Kenneth Levine of Kenneth Levine and Associates of Brookline, Massachusetts has filed a fascinating lawsuit against the authors of an article on brachial plexus injuries and the publication that printed the article.
Levine alleges that the article, "Permanent Brachial Plexus Injury Following Vaginal Delivery Without Physician Traction or Shoulder Dystocia ", was published in 2008 in the American Journal of Obstetrics and Gynecology, and is being used by defense experts to defeat brachial plexus injury claims. The article claims to report the "first unambiguous case of a baby born vaginally without physician traction, and even without the occurrence of shoulder dystocia, that resulted in a permanent brachial plexus injury."
He further alleges that the case report of the delivery contains false information and the individual defendants knew the data was false when it was published. The Complaint states that the corporate defendants were later made aware of the falsities and have refused to retract the article.
On what basis does Mr. Levine allege that the data was false? A medical malpractice claim arose out of the original delivery and the defendant doctor (a co-author) is said to have admitted in her deposition in that case that she had in fact used downward traction in delivering the trial. In addition, the labor and delivery notes indicate the presence of shoulder dsytocia.
The other co-author of the case report was Dr. Henry Lerner. He is alleged to have later admitted (during expert testimony in a different case in Illinois) to not reading the labor and delivery notes in the case before co-authoring the case report.
Mr. Levine has indicated that Dr. Lerner has filed an Answer to the Complaint and that a motion to dismiss is being filed by the magazine publisher.
As I said above, this is a fascinating case and an aggressive strategy to defeat what has the risk of being labeled as "science." The problem, of course, is that one case report will, sooner or later, get picked up by some other author and over time walls against liability are built that are difficult to overcome. Even legitimate experts – on either side – who are unaware of the truth behind an article will be forced to admit (or rely upon) this type of literature to support their position. Mr. Levine, who has a nationwide practice in such cases, is bound and determined to stop what he believes to be junk science from interfering with the quest to find truth in the courtrooms in brachial plexus cases.
The case is Gorbey v.

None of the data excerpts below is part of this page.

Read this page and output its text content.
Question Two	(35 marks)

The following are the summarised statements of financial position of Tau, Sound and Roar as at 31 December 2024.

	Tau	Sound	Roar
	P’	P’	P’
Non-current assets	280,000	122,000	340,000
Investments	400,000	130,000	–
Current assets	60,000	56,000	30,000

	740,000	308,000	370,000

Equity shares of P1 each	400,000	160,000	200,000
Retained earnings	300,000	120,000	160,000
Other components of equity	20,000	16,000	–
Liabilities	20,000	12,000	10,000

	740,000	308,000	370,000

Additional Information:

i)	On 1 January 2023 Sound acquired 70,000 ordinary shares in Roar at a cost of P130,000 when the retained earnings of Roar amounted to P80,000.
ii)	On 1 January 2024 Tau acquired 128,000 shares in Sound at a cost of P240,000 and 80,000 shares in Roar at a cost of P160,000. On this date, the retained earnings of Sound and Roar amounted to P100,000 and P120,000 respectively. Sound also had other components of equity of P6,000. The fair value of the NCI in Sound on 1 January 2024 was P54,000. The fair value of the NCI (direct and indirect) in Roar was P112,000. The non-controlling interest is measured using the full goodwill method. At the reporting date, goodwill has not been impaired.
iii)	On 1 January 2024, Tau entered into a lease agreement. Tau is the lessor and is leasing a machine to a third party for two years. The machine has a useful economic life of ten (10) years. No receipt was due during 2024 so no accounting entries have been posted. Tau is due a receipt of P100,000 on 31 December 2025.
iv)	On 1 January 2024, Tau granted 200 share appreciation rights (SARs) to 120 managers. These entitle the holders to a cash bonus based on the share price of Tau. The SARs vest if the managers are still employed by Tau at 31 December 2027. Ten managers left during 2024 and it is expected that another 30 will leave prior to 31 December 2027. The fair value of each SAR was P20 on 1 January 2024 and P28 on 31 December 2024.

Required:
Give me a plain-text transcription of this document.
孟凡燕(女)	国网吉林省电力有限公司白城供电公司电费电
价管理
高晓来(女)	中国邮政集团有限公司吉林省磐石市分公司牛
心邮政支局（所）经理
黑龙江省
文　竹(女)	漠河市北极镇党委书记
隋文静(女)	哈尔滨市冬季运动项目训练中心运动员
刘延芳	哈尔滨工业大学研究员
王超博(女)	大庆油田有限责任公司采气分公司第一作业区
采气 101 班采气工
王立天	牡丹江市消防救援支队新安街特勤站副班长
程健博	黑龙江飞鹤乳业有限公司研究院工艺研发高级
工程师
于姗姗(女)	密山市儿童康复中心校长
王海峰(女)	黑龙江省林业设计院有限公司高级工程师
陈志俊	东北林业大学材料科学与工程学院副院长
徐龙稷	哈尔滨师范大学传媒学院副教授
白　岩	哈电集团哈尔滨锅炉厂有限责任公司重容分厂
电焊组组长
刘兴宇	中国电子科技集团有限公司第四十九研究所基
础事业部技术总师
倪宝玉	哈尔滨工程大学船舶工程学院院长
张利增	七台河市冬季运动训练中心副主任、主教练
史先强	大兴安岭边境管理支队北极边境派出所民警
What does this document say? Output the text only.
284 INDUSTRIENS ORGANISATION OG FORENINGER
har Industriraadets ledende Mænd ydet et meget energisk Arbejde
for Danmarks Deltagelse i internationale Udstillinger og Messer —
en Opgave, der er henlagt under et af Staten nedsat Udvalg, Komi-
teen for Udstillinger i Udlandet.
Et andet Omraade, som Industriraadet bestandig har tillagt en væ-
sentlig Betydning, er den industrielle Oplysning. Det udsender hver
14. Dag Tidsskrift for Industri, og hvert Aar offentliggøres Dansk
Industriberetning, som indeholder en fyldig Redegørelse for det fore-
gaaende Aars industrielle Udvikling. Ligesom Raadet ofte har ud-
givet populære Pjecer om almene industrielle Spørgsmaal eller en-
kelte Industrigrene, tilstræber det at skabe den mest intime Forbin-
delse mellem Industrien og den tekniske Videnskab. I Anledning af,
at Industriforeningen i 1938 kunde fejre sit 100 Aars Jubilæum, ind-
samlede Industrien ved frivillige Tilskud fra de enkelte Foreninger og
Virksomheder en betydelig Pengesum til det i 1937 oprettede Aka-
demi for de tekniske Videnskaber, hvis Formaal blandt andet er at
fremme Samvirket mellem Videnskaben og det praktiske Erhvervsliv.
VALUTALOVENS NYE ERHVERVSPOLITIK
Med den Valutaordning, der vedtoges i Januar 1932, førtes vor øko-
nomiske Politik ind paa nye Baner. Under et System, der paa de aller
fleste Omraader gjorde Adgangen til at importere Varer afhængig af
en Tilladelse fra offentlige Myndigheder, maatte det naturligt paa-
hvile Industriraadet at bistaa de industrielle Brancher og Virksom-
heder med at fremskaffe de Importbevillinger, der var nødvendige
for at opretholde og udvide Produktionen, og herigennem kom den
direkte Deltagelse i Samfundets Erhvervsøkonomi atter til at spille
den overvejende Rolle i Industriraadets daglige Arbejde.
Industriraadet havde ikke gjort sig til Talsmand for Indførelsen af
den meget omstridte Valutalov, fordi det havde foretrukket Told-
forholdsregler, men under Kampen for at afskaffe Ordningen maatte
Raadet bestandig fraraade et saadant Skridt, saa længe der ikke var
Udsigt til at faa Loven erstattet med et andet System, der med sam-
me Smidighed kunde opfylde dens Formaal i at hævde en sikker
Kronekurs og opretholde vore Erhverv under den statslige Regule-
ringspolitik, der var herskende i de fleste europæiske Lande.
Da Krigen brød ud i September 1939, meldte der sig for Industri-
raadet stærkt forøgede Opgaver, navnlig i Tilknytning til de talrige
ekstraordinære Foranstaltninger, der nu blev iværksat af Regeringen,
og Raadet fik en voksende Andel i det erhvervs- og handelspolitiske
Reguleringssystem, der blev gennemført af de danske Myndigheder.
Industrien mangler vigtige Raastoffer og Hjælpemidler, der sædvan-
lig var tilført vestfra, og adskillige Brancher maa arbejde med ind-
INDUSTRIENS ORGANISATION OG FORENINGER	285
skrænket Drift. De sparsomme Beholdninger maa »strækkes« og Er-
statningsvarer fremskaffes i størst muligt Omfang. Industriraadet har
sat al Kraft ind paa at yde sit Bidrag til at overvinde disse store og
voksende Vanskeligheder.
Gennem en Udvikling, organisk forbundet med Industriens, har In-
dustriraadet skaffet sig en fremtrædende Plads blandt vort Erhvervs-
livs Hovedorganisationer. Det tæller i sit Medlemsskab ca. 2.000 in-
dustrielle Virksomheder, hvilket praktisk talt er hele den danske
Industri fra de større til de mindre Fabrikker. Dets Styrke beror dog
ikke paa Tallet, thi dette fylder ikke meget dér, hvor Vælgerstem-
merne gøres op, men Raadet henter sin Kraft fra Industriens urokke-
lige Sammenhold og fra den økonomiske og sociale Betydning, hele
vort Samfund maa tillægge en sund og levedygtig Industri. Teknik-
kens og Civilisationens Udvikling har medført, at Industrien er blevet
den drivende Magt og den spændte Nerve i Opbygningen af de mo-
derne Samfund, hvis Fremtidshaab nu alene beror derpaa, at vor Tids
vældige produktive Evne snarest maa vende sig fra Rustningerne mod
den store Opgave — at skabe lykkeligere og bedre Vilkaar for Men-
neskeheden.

American Journal of Obstetrics & Gynecology, No. 1:11-CV- 11259-NMG. It is pending in the U. S. District Court for the District of Massachusetts.
If the remedy is available, I suggest that Mr. Levine explore the possibility of getting an injunction against the authors from using this case report to support their testimony. Such a court order then could also be used in cross-examination of other experts who attempt to rely on the article. ("Were you aware, Doctor, that a federal court has ordered that the authors of that article cannot use the article as a basis for expert testimony because it was determined to have been false?")
The case against the publishers reminds me of the case based on the Good Housekeeping Seal of Approval, where the plaintiff claimed that she relied on the Seal of Approval in buying a product she claimed to be defective. The California Court of Appeals ruled that while a publisher or advertiser of a product cannot usually be held liable for its defects, if it gives a consumer guaranty which induces members of the public to buy its products, it will generally be held to the terms of that guaranty, because it has extended a duty to the public by making said guaranty." The case is Hanberry v. Hearst Corp., 276 Cal. App. 680 ( Cal. App. 1969). My memory is that similar claims have been made against Underwriter’s Laboratory (the "UL" seal).
What is the similarity? The Ob-GYN Journal is a very respected publication – one that is readily accepted as a leader in its field. While arguably it cannot be expected to delve into the facts behind every case report, should it have a responsibility to correct the record when sworn testimony indicates, as alleged here, that a case report is wrong? Doesn’t the failure to do so induce doctors serving as expert witnesses to rely on the case report, thus impacting the result in what might otherwise be meritorious cases? True, Hanberry is not directly on point, but I have seen worse arguments for the extension of existing law.
I will keep you advised as this case develops.